Stringfellow v. Mariott

1 Ala. 573 | Ala. | 1840

ORMOND, J.

— The counsel for the plaintiffs in error, concedes that the declarations of the slave would not be admissible to prove that she was unsound, but he insists that they should have been received to prove the scienter on the part of the vendor, evidence having previously been given of the unsoundness of the slave, and thus make out the defence of fraud.

The return of the negro by Horton the witness, who had purchased her previously to the plaintiffs in error, to the defendant’s agent, was a fact which was evidence of the notice to the agent, *575of the unsoundness of the slave, as it was at least sufficient to put him on inquiry, and if the slave was, in fact, unsound, the principal would have been affected by such notice to his agent; but the motives or reasons which influenced him, in returning the negro, on the allegation of unsoundness, were not evidence; for whether they were well or ill founded, would not alter the fact of the return for the alledged cause, the reasons or motives, then, were wholly immaterial and properly rejected.

Suppose that instead of relying on the declarations of the slave, as to her unsoundness, the witness had called in a physician, who, after an examination, had pronounced her diseased; it is most certain that this fact could not have been given in evidence by another for any purpose, it would be hearsay testimony — the declarations of the slave, who could not have testified herself, cannot stand on higher ground.

We understand from the bill of exceptions, that the witness was permitted to testify to the fact of the return of the slave to the agent, on the allegation of unsoundness, and was only precluded from stating the source of his information or belief — the declaration of the slave — in this, there was no error.

The objection to the introduction of the agent, as a witness for the plaintiff below, is founded on his supposed interest in the event of the cause. It is not denied, that an agent may be a witness for his principal, but it is alledged that he gave his own warranty in this case, and did not warrant in the name of his principal.

Without stopping to inquire whether, even on that hypothesis, he would be interested, an examination of the warranty will show that the position is not tenable.

It is in these words: — “ Received of James M. Stringfellow, one note of hand, for twelve hundred dollars in full, for the purchase of a negro girl Violet, aged twenty-two years. I warrant the said negro sound in body and mind. I also warrant the right and title unto the said James M. Stringfellow, his heirs and assigns, forever, 17th November, 1836.
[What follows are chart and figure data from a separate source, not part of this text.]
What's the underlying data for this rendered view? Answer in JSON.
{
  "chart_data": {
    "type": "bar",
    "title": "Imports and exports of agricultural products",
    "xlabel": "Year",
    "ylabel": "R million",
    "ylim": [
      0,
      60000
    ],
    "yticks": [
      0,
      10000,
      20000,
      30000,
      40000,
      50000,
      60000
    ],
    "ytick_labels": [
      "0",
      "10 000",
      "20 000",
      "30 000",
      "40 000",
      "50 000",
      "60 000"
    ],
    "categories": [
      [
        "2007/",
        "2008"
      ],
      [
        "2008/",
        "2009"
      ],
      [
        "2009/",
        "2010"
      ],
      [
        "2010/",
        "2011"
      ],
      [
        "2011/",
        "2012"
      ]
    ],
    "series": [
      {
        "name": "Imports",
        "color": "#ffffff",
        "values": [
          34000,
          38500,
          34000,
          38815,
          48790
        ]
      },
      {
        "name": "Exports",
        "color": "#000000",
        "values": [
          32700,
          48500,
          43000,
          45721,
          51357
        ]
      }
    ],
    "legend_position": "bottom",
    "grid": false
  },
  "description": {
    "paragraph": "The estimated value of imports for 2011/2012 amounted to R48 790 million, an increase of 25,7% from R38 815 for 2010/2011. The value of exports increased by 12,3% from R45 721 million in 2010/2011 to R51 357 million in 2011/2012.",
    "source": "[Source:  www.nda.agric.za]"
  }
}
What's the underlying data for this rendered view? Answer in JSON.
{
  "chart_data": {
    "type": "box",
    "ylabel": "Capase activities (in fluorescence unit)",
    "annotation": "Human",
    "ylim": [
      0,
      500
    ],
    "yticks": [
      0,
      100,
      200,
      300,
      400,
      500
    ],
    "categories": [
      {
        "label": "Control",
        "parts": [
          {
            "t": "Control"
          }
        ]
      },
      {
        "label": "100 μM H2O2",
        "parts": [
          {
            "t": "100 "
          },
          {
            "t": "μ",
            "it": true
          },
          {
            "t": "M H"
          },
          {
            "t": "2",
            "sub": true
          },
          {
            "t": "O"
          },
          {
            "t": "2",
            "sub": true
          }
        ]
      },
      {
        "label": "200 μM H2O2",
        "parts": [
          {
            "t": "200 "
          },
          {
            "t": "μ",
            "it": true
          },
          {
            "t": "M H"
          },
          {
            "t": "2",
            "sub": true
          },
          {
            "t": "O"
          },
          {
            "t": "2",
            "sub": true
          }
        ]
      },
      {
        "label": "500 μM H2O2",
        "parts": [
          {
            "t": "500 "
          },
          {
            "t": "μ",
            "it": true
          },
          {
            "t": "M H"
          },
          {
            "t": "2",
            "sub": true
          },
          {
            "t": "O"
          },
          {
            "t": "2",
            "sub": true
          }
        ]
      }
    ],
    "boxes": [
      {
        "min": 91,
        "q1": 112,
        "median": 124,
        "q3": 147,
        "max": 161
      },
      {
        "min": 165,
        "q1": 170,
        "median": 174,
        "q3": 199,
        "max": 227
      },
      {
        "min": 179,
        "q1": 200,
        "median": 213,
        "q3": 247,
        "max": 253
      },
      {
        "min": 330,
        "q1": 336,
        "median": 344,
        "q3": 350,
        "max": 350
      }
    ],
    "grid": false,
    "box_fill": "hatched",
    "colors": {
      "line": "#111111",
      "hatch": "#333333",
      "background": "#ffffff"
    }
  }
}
S. R. MARIOTT, For BENJ. MARIOTT.77'

*576f It is certainly true that, to bind the principal it must appear with sufficient certainty that the agent intended to bind him, and although anciently, great strictness was required, it is now considered sufficient that it appear to be in the name of the principal, and the form employed as C. D., by A. B. his attorney, or A. B. for C. D. is immaterial. [Wilks v. Bach. 2 East 142.] This is also the doctrine of the case of Skinner v. Gunn, 9 Porter 305, although in that case we held that the principal was not bound, upon the ground that it was clear, the agent did not intend to bind his principal. The case of Martin v. Dortch, 1 Stewart, 479, referred to and approved in the case of Skinner v. Gunn, is in principle, precisely like the present case.

There is no error in the judgment of the court below, and it is therefore affirmed.